Climate convention struggles for consensus
Delegates representing more than 190 countries at the United Nation’s 18th climate change conference in Doha, Qatar, were last night making a final effort to achieve an outcome acceptable to all parties.
But there was a consensus among civil society activists that whatever emerged would be “a million miles from where we need to be to even have a small chance of preventing runaway climate change”, in the words of Lidy Nacpil of Jubilee South.
Some 200 activists, demanding a solid foundation for the next round of negotiations, occupied a conference hall in Doha’s convention centre for half an hour yesterday afternoon, calling on ministers to reject compromise proposals.

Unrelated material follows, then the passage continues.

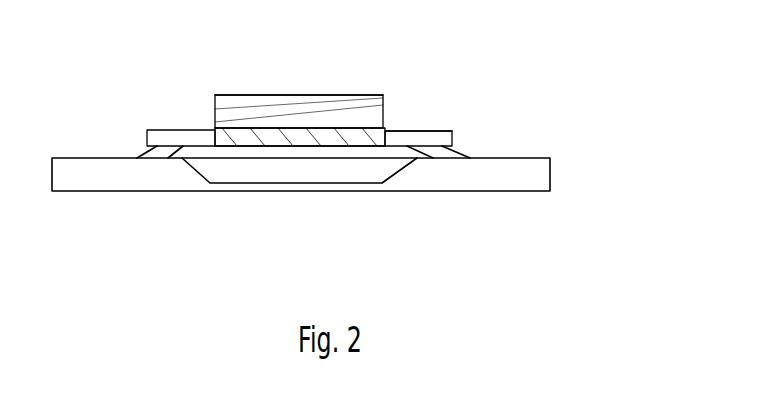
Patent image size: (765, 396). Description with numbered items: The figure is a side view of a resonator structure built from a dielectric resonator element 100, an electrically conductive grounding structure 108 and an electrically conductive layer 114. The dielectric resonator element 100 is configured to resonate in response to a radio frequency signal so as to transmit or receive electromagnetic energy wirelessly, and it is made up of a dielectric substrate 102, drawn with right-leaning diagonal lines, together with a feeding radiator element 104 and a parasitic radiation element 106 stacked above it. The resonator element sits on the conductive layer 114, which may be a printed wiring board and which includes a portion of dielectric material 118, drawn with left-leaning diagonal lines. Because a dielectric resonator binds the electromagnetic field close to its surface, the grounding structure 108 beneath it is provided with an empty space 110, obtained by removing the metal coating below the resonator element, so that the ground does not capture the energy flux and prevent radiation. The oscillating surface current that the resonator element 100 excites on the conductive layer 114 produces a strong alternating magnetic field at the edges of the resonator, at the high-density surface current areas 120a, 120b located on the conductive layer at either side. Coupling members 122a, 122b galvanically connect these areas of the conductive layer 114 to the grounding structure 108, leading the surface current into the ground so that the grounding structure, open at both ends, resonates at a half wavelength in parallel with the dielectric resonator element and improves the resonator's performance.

“We cannot go back to our countries and tell them that we allowed this to happen, that we condemned our own future,” Ms Nacpil said. “We cannot go back to the Philippines, to our dead, to our homeless, to our outrage, and tell them that we accepted this.”

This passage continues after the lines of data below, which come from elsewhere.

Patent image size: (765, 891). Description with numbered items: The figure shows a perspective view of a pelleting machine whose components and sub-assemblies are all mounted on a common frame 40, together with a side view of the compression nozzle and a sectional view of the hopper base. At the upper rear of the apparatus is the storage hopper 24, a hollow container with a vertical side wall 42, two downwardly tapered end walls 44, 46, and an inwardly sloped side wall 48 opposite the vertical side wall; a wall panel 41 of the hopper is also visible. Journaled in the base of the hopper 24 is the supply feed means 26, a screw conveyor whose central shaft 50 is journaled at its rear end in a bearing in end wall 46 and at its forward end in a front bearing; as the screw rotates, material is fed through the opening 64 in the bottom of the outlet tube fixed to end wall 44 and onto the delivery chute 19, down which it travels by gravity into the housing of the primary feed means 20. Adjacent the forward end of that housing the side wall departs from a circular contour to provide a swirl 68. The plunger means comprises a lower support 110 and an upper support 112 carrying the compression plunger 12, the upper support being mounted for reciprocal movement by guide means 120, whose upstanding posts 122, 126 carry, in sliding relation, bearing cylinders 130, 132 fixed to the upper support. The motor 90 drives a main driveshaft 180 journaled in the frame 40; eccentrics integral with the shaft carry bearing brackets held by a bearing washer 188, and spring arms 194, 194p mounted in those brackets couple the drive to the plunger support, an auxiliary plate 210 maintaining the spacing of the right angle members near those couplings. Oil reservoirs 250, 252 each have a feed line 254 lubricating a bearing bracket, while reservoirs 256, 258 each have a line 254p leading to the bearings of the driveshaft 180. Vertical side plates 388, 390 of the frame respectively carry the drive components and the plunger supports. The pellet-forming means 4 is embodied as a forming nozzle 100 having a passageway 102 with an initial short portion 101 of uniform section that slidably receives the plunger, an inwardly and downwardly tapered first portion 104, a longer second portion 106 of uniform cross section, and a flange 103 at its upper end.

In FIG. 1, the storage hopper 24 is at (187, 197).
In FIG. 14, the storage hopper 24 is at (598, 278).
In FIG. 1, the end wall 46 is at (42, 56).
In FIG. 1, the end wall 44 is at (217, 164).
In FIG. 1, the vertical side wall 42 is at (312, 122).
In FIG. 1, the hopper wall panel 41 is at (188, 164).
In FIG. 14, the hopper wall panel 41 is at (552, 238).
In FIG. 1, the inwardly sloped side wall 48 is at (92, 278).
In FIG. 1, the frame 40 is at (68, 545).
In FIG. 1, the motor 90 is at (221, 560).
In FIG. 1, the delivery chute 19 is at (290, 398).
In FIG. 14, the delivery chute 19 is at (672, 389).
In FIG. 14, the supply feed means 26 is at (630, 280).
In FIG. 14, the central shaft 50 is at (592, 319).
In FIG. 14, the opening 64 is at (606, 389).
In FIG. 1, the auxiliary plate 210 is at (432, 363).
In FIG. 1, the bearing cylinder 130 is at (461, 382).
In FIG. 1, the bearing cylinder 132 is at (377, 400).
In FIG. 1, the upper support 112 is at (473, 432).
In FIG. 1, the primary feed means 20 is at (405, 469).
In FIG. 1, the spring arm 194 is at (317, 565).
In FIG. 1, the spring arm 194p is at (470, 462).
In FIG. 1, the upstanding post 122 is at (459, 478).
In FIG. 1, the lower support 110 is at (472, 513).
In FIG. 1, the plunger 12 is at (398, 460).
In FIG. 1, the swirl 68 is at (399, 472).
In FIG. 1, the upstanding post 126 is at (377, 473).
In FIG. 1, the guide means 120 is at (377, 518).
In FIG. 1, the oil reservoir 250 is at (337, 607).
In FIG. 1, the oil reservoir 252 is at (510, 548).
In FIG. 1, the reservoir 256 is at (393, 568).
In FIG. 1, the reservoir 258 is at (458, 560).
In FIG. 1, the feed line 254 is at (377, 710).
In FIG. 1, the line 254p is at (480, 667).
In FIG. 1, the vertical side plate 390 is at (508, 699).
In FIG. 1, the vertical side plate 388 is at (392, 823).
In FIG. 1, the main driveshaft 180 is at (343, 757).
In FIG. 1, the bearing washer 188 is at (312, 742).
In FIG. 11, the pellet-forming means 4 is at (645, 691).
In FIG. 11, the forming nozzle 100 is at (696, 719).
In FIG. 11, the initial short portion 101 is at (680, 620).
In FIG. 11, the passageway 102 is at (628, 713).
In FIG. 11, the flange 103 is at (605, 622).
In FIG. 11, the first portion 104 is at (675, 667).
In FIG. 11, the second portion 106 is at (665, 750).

A delegate from the island state of Nauru (population: 9,378) in Micronesia, which is threatened by rising sea levels, asked the conference: “Please, ladies and gentlemen, show me on a map which countries you think are expendable.”
Under the deal agreed in Durban last December, all parties committed themselves to launching a single track of negotiations to conclude a comprehensive, legally binding agreement in 2015, taking effect in 2020, to contain global warming at 2 degrees Celsius.

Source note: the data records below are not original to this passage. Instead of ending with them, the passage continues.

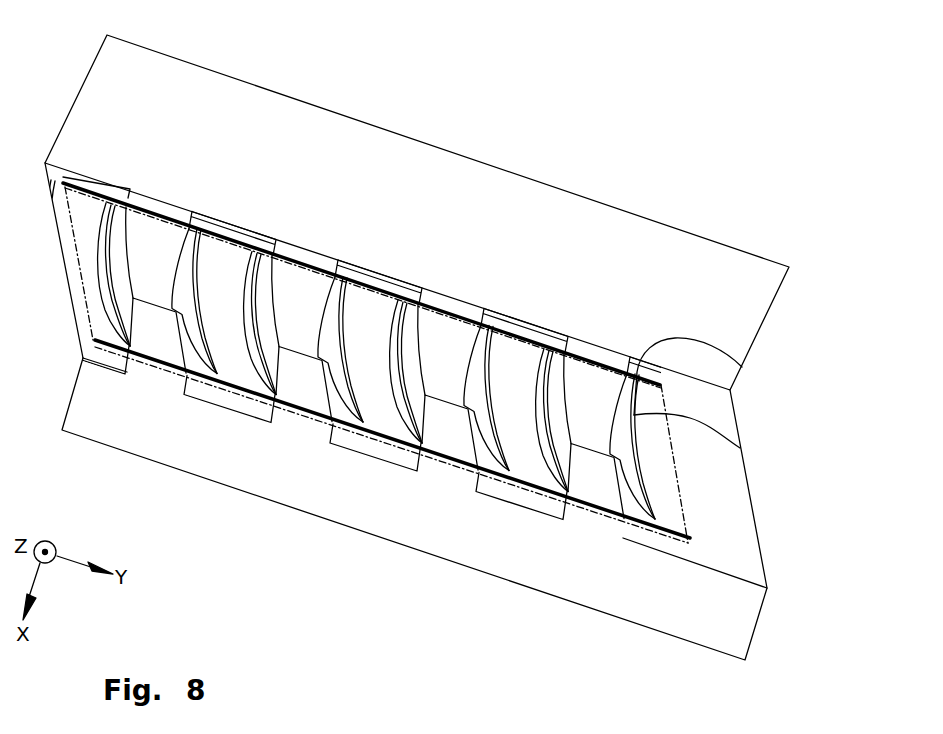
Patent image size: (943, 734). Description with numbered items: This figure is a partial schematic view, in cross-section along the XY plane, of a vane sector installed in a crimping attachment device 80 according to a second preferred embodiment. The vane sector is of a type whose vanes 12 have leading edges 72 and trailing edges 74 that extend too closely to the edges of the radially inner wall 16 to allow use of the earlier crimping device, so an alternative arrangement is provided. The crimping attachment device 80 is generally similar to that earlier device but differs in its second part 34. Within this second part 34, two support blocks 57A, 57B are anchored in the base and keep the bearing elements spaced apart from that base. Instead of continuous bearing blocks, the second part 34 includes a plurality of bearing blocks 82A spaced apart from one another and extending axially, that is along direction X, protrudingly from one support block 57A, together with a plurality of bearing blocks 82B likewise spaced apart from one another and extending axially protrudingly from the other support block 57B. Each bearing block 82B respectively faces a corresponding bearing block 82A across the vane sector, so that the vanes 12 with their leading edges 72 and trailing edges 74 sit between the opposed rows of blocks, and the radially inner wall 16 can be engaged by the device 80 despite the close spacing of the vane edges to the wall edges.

The vanes 12 is at (740, 448).
The radially inner wall 16 is at (590, 354).
The second part 34 is at (452, 354).
The support block 57A is at (723, 279).
The support block 57B is at (695, 603).
The leading edges 72 is at (648, 512).
The trailing edges 74 is at (742, 367).
The crimping attachment device 80 is at (419, 334).
The bearing blocks 82A is at (290, 293).
The bearing blocks 82B is at (595, 480).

But last night, delegates were still grappling with a range of contentious issues in four strands of “consultations” facilitated by ministers from Brazil, Norway, Germany, Singapore, Switzerland and South Africa before convening for a final plenary.
Activists blamed this bickering on rich countries such as the US, Canada and Japan for “refusing to sign up for deep cuts” in their greenhouse gas emissions or make firm pledges that significant climate finance would flow to poorer countries.
Asad Rehman of Friends of the Earth International also dismissed the the EU’s proposals for a renewal of the Kyoto Protocol. “It’s an empty shell,” he said, adding that “this sham of a deal . . . will lock the planet into many more years of inaction” on climate change.
Passing the buck
The most vulnerable nations, represented by the African Group, the Least Developed Countries and the Alliance of Small Island States, complained that not even the EU, which likes to take the lead on climate change, had increased its target to cut emissions.
With $30 billion (€23 billion) climate finance for developing countries – pledged at the Copenhagen summit in 2009 – running out at the end of this month, there were no indications of how this was to be “ramped up” to the 2020 target of $100 billion a year.
Britain, France, Germany, Denmark, Sweden, Switzerland and the EU Commission pledged to provide nearly €7 billion over the next two years. This was welcomed, but put the spotlight on the absence of any figures from others – particularly the US.